Au Stade de France

Ce n’est pas tous les jours que l’Afrique du Sud mord la poussière, quand elle a été dominée physiquement. C’est pourtant le tour de force qu’a réussi l’Irlande, samedi soir au Stade de France, en dominant les Springboks champions du monde (13-8). «C’était un match difficile. C’était physique», a reconnu le deuxième-ligne Eben Etzebeth, ancien joueur du RC Toulon. Un bras de fer étouffant qu’ont perdu les Sud-Africains, en manque de réalisme et d’efficacité face aux perches. Onze points laissés en route, c’est bien trop face à une machine aussi efficace que le XV du Trèfle.

«L’Irlande a trouvé les moyens de nous battre. Nous leur avons concédé des points et nous avons manqué des pénalités, ne pouvait que regretter le sélectionneur Jacques Nienaber. Nous n’avons pas su franchir leur ligne. Nous avons laissé passer des opportunités.» Et de poursuivre : «Nous avons eu des occasions pour marquer des points, et pas uniquement au pied, il y a eu des opportunités dans le jeu, notamment lors de la première mi-temps. En deuxième mi-temps, nous avons encore manqué davantage d’occasions.» Plusieurs temps forts ont ainsi été gâchés à cause de fautes de main, de petites scories.

Plus problématique pour les chantres du défi physique à outrance : les Boks ont perdu la bataille des rucks, un domaine dans lequel ils font généralement régner la terreur. «C’est un secteur dans lequel l’Irlande a joué de façon remarquable ce (samedi) soir. C’est l’une des raisons pour lesquelles nous avons eu du mal à les breaker», concède Jacques Nienaber. Souvent, son équipe a essayé de jouer, d’ouvrir le jeu, comme si elle refusait d’affronter frontalement les Irlandais dans le combat au sol. «Je pense que nous avons manqué de précision, confirme le flanker et capitaine Siya Kolisi. Nous n’avons pas su conserver le ballon et renverser le jeu. Mais les joueurs prennent leurs responsabilités. On espère pouvoir s’améliorer sur ce point-là pour le prochain match.»

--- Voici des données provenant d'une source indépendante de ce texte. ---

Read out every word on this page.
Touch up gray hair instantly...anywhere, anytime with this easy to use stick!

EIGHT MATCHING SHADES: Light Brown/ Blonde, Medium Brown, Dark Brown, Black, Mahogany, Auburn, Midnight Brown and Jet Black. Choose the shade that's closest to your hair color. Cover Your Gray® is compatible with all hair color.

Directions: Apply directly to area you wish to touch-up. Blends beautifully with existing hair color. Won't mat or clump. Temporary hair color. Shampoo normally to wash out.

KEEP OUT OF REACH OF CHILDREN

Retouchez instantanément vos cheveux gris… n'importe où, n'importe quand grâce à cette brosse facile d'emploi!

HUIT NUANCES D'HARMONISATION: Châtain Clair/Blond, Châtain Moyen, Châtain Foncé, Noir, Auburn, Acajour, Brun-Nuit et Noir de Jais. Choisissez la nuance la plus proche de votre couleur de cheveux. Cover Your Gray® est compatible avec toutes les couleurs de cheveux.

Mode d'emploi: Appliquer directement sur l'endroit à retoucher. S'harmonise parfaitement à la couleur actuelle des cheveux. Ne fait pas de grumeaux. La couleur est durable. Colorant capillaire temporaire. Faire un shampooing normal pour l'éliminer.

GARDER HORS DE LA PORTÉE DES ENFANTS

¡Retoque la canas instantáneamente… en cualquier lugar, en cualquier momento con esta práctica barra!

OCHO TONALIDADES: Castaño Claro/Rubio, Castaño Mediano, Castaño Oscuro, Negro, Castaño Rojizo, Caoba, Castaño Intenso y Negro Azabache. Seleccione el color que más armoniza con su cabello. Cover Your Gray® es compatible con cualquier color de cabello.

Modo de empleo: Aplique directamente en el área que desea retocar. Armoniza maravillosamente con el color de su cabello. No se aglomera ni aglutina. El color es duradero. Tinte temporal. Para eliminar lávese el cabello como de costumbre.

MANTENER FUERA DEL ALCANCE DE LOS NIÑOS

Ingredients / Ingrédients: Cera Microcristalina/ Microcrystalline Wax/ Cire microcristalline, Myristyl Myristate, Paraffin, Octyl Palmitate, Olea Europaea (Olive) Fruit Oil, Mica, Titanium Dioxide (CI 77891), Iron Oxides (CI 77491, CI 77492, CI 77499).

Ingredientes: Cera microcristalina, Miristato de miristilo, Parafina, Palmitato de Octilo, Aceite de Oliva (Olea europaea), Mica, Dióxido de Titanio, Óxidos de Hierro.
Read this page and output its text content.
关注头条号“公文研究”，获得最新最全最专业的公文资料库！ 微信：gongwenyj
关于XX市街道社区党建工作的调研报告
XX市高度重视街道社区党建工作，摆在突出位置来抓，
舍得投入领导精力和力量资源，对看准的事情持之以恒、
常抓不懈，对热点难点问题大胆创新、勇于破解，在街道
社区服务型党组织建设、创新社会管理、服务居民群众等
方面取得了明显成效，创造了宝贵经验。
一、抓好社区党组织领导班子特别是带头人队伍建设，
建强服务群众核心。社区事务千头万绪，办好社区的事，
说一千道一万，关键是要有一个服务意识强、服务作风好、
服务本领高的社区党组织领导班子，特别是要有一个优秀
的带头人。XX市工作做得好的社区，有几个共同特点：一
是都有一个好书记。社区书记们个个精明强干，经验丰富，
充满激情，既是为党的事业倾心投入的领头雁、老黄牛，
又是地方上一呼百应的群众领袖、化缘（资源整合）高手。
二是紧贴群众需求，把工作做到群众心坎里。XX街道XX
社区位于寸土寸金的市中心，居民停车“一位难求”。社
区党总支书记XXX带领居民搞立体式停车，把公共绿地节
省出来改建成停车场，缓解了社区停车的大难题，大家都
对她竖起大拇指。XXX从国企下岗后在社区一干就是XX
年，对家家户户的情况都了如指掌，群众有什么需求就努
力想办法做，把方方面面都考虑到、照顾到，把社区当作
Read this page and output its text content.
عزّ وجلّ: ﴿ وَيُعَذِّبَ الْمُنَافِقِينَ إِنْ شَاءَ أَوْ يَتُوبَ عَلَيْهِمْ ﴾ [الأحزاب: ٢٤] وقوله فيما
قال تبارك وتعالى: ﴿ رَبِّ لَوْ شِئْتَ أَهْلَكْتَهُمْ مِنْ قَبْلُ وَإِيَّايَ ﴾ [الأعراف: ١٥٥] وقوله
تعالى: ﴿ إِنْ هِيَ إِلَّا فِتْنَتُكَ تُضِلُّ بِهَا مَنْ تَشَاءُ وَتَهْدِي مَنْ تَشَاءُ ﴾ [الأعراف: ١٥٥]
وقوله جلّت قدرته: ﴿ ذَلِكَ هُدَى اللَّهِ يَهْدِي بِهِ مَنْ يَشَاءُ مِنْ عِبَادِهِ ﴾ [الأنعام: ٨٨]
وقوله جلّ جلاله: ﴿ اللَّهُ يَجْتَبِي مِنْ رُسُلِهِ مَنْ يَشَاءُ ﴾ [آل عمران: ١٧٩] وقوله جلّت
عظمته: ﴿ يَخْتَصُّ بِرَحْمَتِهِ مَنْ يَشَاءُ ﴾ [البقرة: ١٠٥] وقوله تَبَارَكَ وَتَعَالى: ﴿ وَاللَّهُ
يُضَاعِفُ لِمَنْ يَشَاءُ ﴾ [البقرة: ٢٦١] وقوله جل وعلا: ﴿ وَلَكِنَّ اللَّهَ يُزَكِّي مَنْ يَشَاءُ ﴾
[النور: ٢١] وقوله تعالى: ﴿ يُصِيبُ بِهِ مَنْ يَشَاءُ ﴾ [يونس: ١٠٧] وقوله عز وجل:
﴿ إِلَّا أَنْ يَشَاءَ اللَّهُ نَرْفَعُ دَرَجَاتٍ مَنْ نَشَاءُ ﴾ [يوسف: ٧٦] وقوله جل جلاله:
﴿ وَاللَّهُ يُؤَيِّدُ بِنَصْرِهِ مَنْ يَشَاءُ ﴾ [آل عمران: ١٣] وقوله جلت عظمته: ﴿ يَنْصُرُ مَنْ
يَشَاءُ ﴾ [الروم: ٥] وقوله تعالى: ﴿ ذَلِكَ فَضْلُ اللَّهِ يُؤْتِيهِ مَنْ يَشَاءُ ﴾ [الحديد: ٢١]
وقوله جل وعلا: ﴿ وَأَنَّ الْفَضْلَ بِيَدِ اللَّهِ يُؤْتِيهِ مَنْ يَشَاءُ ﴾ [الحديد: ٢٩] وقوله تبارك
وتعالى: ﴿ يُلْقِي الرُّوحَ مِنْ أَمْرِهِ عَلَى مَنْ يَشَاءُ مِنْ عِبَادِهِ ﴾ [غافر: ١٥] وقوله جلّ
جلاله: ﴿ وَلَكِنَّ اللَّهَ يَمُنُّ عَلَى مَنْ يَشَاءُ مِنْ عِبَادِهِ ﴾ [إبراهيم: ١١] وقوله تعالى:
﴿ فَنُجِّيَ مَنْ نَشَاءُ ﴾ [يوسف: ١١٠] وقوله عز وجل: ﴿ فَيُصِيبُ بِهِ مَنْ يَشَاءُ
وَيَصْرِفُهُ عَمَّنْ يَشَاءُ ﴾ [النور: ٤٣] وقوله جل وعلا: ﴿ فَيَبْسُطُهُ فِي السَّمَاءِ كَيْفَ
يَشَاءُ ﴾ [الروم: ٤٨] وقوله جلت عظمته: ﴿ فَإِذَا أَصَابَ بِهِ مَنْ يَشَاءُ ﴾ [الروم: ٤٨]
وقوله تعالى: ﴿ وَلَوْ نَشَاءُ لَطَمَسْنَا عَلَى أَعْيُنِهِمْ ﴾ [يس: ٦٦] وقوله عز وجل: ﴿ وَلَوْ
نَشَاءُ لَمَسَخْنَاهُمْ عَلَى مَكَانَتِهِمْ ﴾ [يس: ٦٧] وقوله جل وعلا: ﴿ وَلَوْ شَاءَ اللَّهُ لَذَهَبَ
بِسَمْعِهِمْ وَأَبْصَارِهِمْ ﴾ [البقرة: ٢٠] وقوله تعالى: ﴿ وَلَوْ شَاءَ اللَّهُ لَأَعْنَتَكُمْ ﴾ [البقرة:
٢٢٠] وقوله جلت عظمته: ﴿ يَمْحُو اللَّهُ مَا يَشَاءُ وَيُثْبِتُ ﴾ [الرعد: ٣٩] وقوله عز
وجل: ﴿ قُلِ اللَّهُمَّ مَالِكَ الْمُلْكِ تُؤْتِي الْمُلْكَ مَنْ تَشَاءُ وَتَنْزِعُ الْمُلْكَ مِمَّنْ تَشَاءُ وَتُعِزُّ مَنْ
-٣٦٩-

Autre problème, plus inquiétant et récurrent depuis le début de la compétition, l’Afrique du Sud ne possède pas de buteur fiable. L’ouvreur Mannie Libbok et le demi de mêlée Faf de Klerk ont laissé en route pas moins de 11 points : trois pénalités et une transformation. Ça passait contre l’Écosse et la Roumanie, pas contre l’Irlande, dans un match au couteau. Après les ratés de Libbok contre l’Écosse, Kolisi était monté au créneau pour défendre son buteur. «Nous sommes une équipe, et parfois tout ne se passe pas comme prévu. Je peux aussi rater des plaquages, mais nous devons avant tout rester une équipe», avait-il avancé. Ce samedi soir, changement de discours. «On veut s’améliorer dans ce secteur, a-t-il reconnu. Aujourd’hui, on n’a pas saisi les occasions et quand on ne saisit pas les occasions, le résultat est ce qu’il est…»

Piqués au vif, les Boks savent qu’ils ne peuvent se reposer sur leurs lauriers. Avant cette Coupe du monde, ils étaient sûrs de leurs forces, alignant des inédits bancs en 7-1 (sept avants, un arrière) lors de la victoire écrasante contre les All Blacks en match de préparation puis ce samedi contre l’Irlande. Au Stade de France, le fameux «bomb squad» (l’équipe de déminage), entré en force dès la 50e minute de jeu, n’a pas eu l’effet escompté. «C’était juste une composition d’équipe. On pensait que c’était la meilleure façon d’être compétitifs ce (samedi) soir. On n’a pas obtenu le résultat escompté mais on a été compétitifs», avance néanmoins le sélectionneur Jacques Nienaber.

La suite est désormais balisée avec un quart de finale qui se profile face au XV de France. «On savait que ce match (contre l’Irlande) serait difficile, avant même le début de la Coupe du monde. Il ne faut pas trop s’appesantir sur une défaite, il faut rebondir et se concentrer sur le prochain match. C’est ce qui est important», martèle le capitaine Siya Kolisi. Il reste d’abord aux Springboks un dernier match de poule contre les Tonga, dimanche prochain (21h) à Marseille. Avant de penser aux Bleus. «On va se concentrer là-dessus maintenant, après viendront les matchs à élimination directe. J’ai hâte d’y être», salive déjà Eben Etzebeth.